The embodiments of the present application have been described in detail with reference to the accompanying drawings, but the present application is not limited to the above embodiments, and various changes can be made within the knowledge of one of ordinary skill in the art without departing from the spirit of the present application.

Claims (10)

1. A fiber optic link diagnostic and fault locating system, comprising:

the optical fiber patch panel comprises a plurality of patch cords, wherein each patch cord is provided with different optical fiber codes;

the distribution cabinets are connected by the fiber jumping;

the expansion discs are connected with the wiring cabinets through the fiber jumping;

the plurality of communication devices are connected with the plurality of distribution cabinets through the fiber jumping;

and the monitoring stations are respectively connected with the expansion discs.

2. The fiber optic link diagnostic and fault locating system according to claim 1, wherein the fiber optic code employs fiber optic gratings.

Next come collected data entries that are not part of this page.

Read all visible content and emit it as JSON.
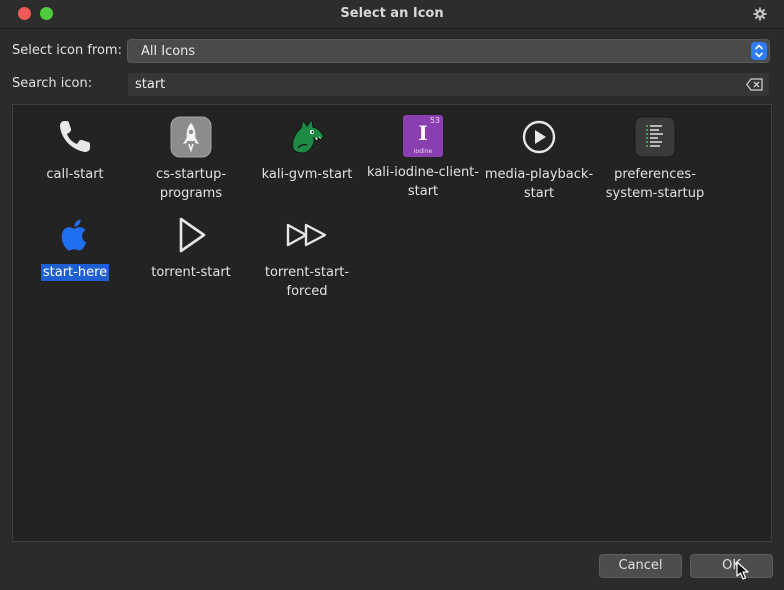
{
  "window": {
    "title": "Select an Icon"
  },
  "source": {
    "label": "Select icon from:",
    "value": "All Icons"
  },
  "search": {
    "label": "Search icon:",
    "value": "start"
  },
  "icons": [
    {
      "name": "call-start",
      "line1": "call-start",
      "line2": ""
    },
    {
      "name": "cs-startup-programs",
      "line1": "cs-startup-",
      "line2": "programs"
    },
    {
      "name": "kali-gvm-start",
      "line1": "kali-gvm-start",
      "line2": ""
    },
    {
      "name": "kali-iodine-client-start",
      "line1": "kali-iodine-client-",
      "line2": "start",
      "glyph": "I",
      "superscript": "53",
      "caption": "Iodine"
    },
    {
      "name": "media-playback-start",
      "line1": "media-playback-",
      "line2": "start"
    },
    {
      "name": "preferences-system-startup",
      "line1": "preferences-",
      "line2": "system-startup"
    },
    {
      "name": "start-here",
      "line1": "start-here",
      "line2": "",
      "selected": true
    },
    {
      "name": "torrent-start",
      "line1": "torrent-start",
      "line2": ""
    },
    {
      "name": "torrent-start-forced",
      "line1": "torrent-start-",
      "line2": "forced"
    }
  ],
  "buttons": {
    "cancel": "Cancel",
    "ok": "OK"
  },
  "colors": {
    "selection": "#1f5fd4",
    "accent_blue": "#2f7af5",
    "iodine_purple": "#8a3fb0"
  }
}
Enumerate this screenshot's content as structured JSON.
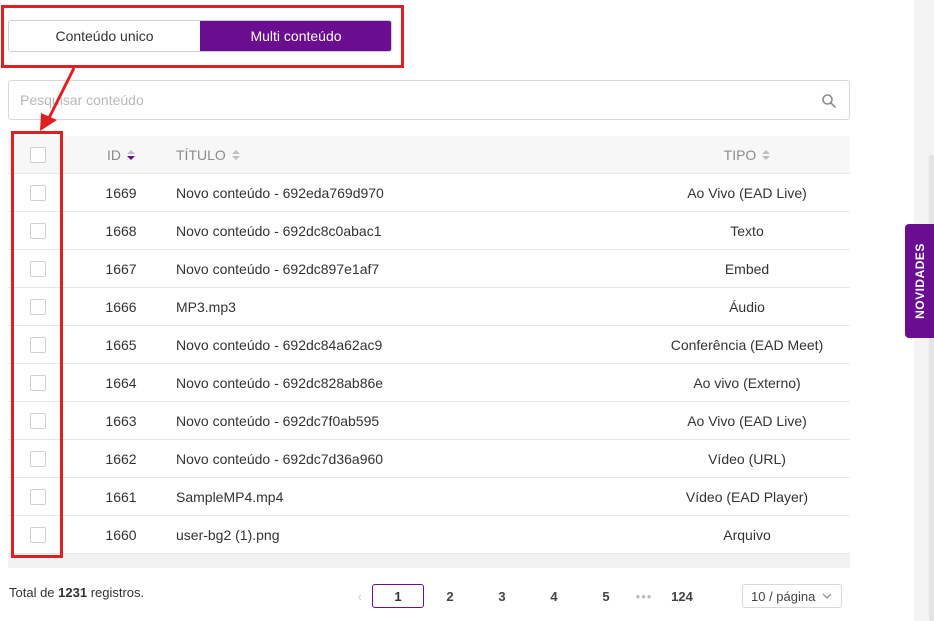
{
  "toggle": {
    "single_label": "Conteúdo unico",
    "multi_label": "Multi conteúdo",
    "selected": "multi"
  },
  "search": {
    "placeholder": "Pesquisar conteúdo",
    "icon": "search-icon"
  },
  "table": {
    "columns": {
      "id": "ID",
      "title": "TÍTULO",
      "type": "TIPO"
    },
    "sort": {
      "column": "id",
      "direction": "descending"
    },
    "rows": [
      {
        "id": "1669",
        "title": "Novo conteúdo - 692eda769d970",
        "type": "Ao Vivo (EAD Live)"
      },
      {
        "id": "1668",
        "title": "Novo conteúdo - 692dc8c0abac1",
        "type": "Texto"
      },
      {
        "id": "1667",
        "title": "Novo conteúdo - 692dc897e1af7",
        "type": "Embed"
      },
      {
        "id": "1666",
        "title": "MP3.mp3",
        "type": "Áudio"
      },
      {
        "id": "1665",
        "title": "Novo conteúdo - 692dc84a62ac9",
        "type": "Conferência (EAD Meet)"
      },
      {
        "id": "1664",
        "title": "Novo conteúdo - 692dc828ab86e",
        "type": "Ao vivo (Externo)"
      },
      {
        "id": "1663",
        "title": "Novo conteúdo - 692dc7f0ab595",
        "type": "Ao Vivo (EAD Live)"
      },
      {
        "id": "1662",
        "title": "Novo conteúdo - 692dc7d36a960",
        "type": "Vídeo (URL)"
      },
      {
        "id": "1661",
        "title": "SampleMP4.mp4",
        "type": "Vídeo (EAD Player)"
      },
      {
        "id": "1660",
        "title": "user-bg2 (1).png",
        "type": "Arquivo"
      }
    ]
  },
  "footer": {
    "total_prefix": "Total de ",
    "total_count": "1231",
    "total_suffix": " registros.",
    "pages": [
      "1",
      "2",
      "3",
      "4",
      "5"
    ],
    "current_page": "1",
    "ellipsis": "•••",
    "last_page": "124",
    "page_size": "10 / página"
  },
  "sidebar_tab": {
    "label": "NOVIDADES"
  },
  "colors": {
    "accent": "#6a0d91",
    "annotation": "#e02020"
  }
}
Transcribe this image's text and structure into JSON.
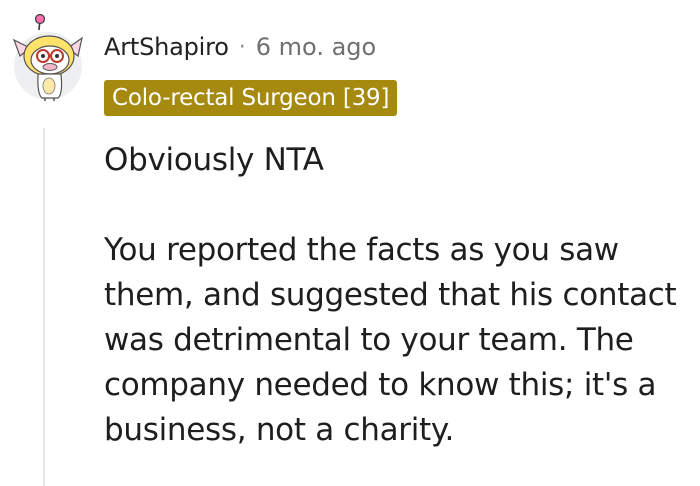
{
  "comment": {
    "username": "ArtShapiro",
    "separator": "·",
    "timestamp": "6 mo. ago",
    "flair": "Colo-rectal Surgeon [39]",
    "paragraphs": [
      "Obviously NTA",
      "You reported the facts as you saw them, and suggested that his contact was detrimental to your team. The company needed to know this; it's a business, not a charity."
    ]
  },
  "colors": {
    "flair_background": "#a58a0f",
    "flair_text": "#ffffff",
    "thread_line": "#e5e5e5",
    "avatar_background": "#edeff1"
  },
  "icons": {
    "avatar": "snoo-avatar-icon"
  }
}
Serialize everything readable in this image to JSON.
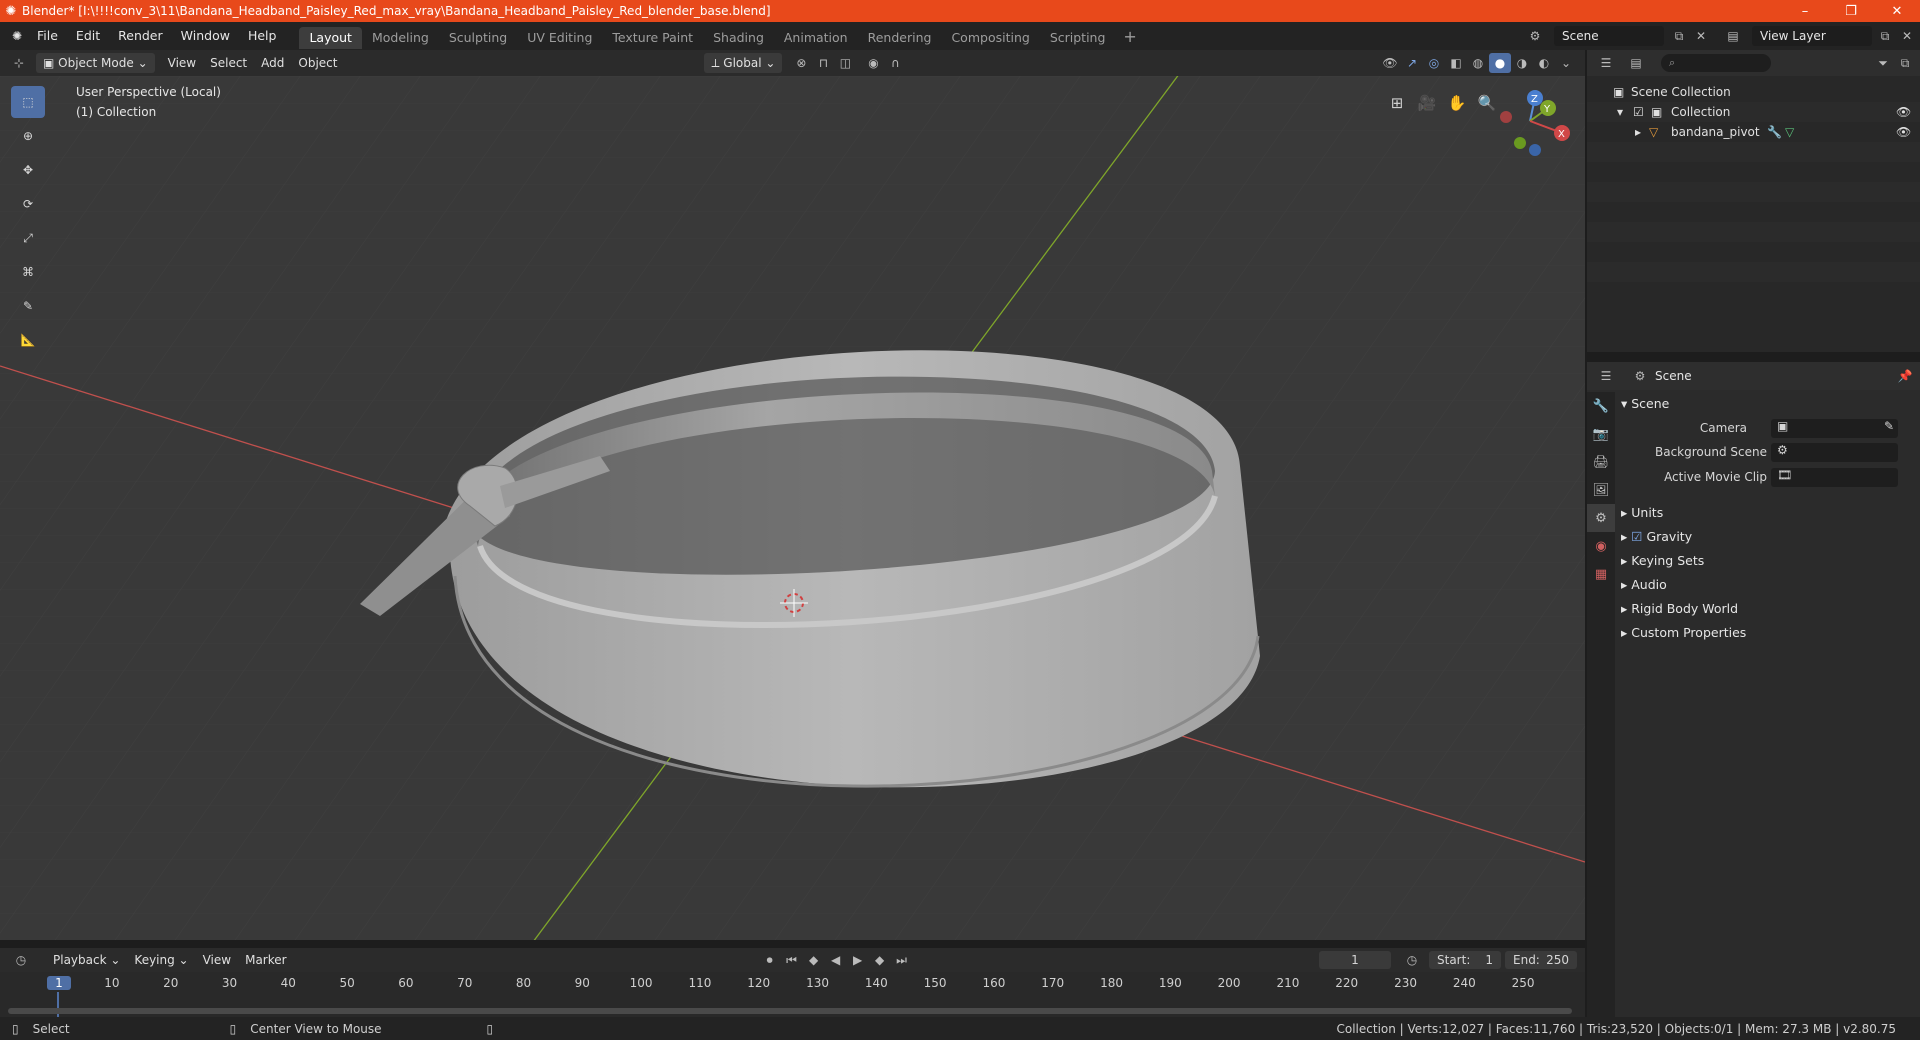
{
  "window": {
    "title": "Blender* [I:\\!!!!conv_3\\11\\Bandana_Headband_Paisley_Red_max_vray\\Bandana_Headband_Paisley_Red_blender_base.blend]",
    "controls": {
      "minimize": "–",
      "maximize": "❐",
      "close": "✕"
    }
  },
  "menu": [
    "File",
    "Edit",
    "Render",
    "Window",
    "Help"
  ],
  "workspaces": [
    "Layout",
    "Modeling",
    "Sculpting",
    "UV Editing",
    "Texture Paint",
    "Shading",
    "Animation",
    "Rendering",
    "Compositing",
    "Scripting"
  ],
  "active_workspace": "Layout",
  "scene_selector": {
    "scene": "Scene",
    "view_layer": "View Layer"
  },
  "viewport_header": {
    "mode": "Object Mode",
    "menus": [
      "View",
      "Select",
      "Add",
      "Object"
    ],
    "transform_orientation": "Global"
  },
  "viewport": {
    "perspective_label": "User Perspective (Local)",
    "collection_label": "(1) Collection",
    "gizmo": {
      "x": "X",
      "y": "Y",
      "z": "Z"
    }
  },
  "outliner": {
    "root": "Scene Collection",
    "collection": "Collection",
    "object": "bandana_pivot"
  },
  "properties": {
    "context": "Scene",
    "section": "Scene",
    "fields": [
      {
        "label": "Camera"
      },
      {
        "label": "Background Scene"
      },
      {
        "label": "Active Movie Clip"
      }
    ],
    "subsections": [
      "Units",
      "Gravity",
      "Keying Sets",
      "Audio",
      "Rigid Body World",
      "Custom Properties"
    ]
  },
  "timeline": {
    "menus": [
      "Playback",
      "Keying",
      "View",
      "Marker"
    ],
    "current_frame": "1",
    "start_label": "Start:",
    "start": "1",
    "end_label": "End:",
    "end": "250",
    "ruler": [
      "1",
      "10",
      "20",
      "30",
      "40",
      "50",
      "60",
      "70",
      "80",
      "90",
      "100",
      "110",
      "120",
      "130",
      "140",
      "150",
      "160",
      "170",
      "180",
      "190",
      "200",
      "210",
      "220",
      "230",
      "240",
      "250"
    ]
  },
  "statusbar": {
    "select": "Select",
    "center_view": "Center View to Mouse",
    "stats": "Collection | Verts:12,027 | Faces:11,760 | Tris:23,520 | Objects:0/1 | Mem: 27.3 MB | v2.80.75"
  },
  "colors": {
    "titlebar": "#e8491b",
    "viewport_bg": "#393939",
    "x_axis": "#c0504d",
    "y_axis": "#7fa62a",
    "active_tool": "#4f6fa5"
  }
}
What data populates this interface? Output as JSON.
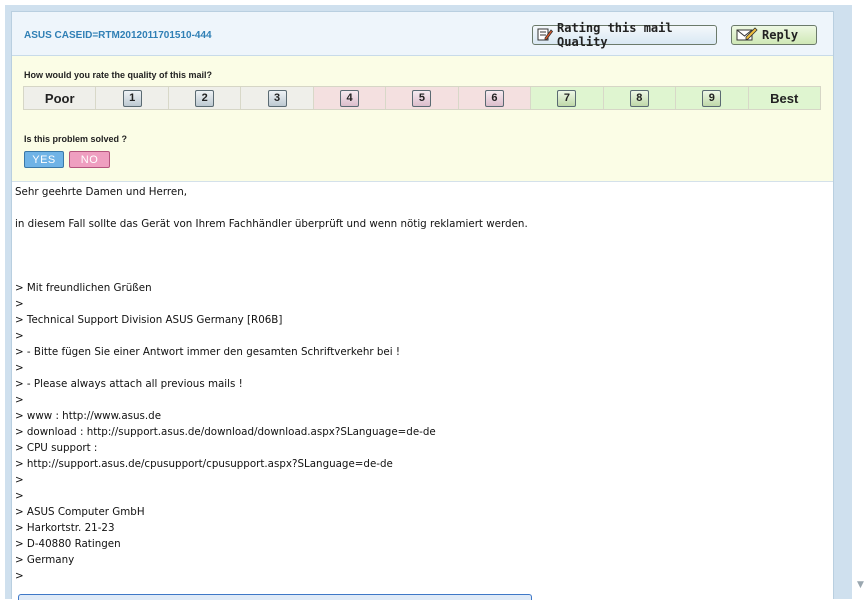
{
  "header": {
    "case_id": "ASUS CASEID=RTM2012011701510-444",
    "rating_button": "Rating this mail Quality",
    "reply_button": "Reply"
  },
  "rating": {
    "question": "How would you rate the quality of this mail?",
    "poor_label": "Poor",
    "best_label": "Best",
    "numbers": [
      "1",
      "2",
      "3",
      "4",
      "5",
      "6",
      "7",
      "8",
      "9"
    ]
  },
  "solved": {
    "question": "Is this problem solved ?",
    "yes": "YES",
    "no": "NO"
  },
  "mail": {
    "lines": [
      "Sehr geehrte Damen und Herren,",
      "",
      "in diesem Fall sollte das Gerät von Ihrem Fachhändler überprüft und wenn nötig reklamiert werden.",
      "",
      "",
      "",
      "> Mit freundlichen Grüßen",
      ">",
      "> Technical Support Division ASUS Germany [R06B]",
      ">",
      "> - Bitte fügen Sie einer Antwort immer den gesamten Schriftverkehr bei !",
      ">",
      "> - Please always attach all previous mails !",
      ">",
      "> www : http://www.asus.de",
      "> download : http://support.asus.de/download/download.aspx?SLanguage=de-de",
      "> CPU support :",
      "> http://support.asus.de/cpusupport/cpusupport.aspx?SLanguage=de-de",
      ">",
      ">",
      "> ASUS Computer GmbH",
      "> Harkortstr. 21-23",
      "> D-40880 Ratingen",
      "> Germany",
      ">"
    ]
  },
  "icons": {
    "rating_icon": "pencil-note-icon",
    "reply_icon": "pencil-envelope-icon",
    "scroll_down": "scroll-down-arrow-icon"
  },
  "colors": {
    "case_id": "#2f7fb5",
    "yes_button": "#6fb3e6",
    "no_button": "#ef9fc0",
    "rating_bg": "#fbfde6"
  }
}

3. The fiber optic link diagnostic and fault locating system according to claim 2, wherein the monitoring station is provided with a spectrometer, the spectrometer being connected to a plurality of the expansion discs, respectively.

4. The fiber optic link diagnostic and fault locating system according to claim 2, wherein the monitoring station is provided with edge filters, the edge filters being respectively connected to a plurality of the expansion disks.

5. The fiber optic link diagnostic and fault locating system according to claim 2, wherein the monitoring station is provided with an adjustable fiber fabry-perot filter, the adjustable fiber fabry-perot filter being respectively connected to a plurality of the expansion disks.

6. A method for diagnosing and locating faults of an optical fiber link, applied to the optical fiber link diagnosing and locating system according to any one of claims 1 to 5, comprising the steps of:

acquiring optical link state information, wherein the optical link state information is acquired by a plurality of expansion discs and at least comprises reflection energy of a plurality of optical fiber codes;

and analyzing the state information of the optical link, and determining that the connection section of the optical fiber code corresponding to the jump fiber fails when the reflected energy of the optical fiber code is suddenly changed.

7. The method for diagnosing and positioning a fault on an optical fiber link according to claim 6, wherein the optical fiber code adopts an optical fiber grating, and the monitoring station is provided with a spectrometer which is respectively connected with a plurality of expansion discs;

the analyzing the optical link state information comprises the following steps:

the optical link state information is demodulated based on a multi-wavelength meter detection method using the spectrometer.

8. The method for diagnosing and positioning a fault on an optical fiber link according to claim 6, wherein the optical fiber code adopts an optical fiber grating, and the monitoring station is provided with edge filters, and the edge filters are respectively connected with a plurality of expansion discs;

the analyzing the optical link state information comprises the following steps:

and demodulating the optical link state information based on the linear demodulation principle of the edge filter.

9. The method for diagnosing and positioning a fault on an optical fiber link according to claim 6, wherein the optical fiber code adopts an optical fiber grating, and the monitoring station is provided with an adjustable optical fiber fabry-perot filter, and the adjustable optical fiber fabry-perot filter is respectively connected with a plurality of expansion disks;

the analyzing the optical link state information comprises the following steps:

demodulating the optical link state information based on a tunable filtering detection method using the tunable optical fiber fabry-perot filter.

10. A computer-readable storage medium storing computer-executable instructions for causing a computer to perform the optical fiber link diagnosis and fault localization method according to any one of claims 6 to 9.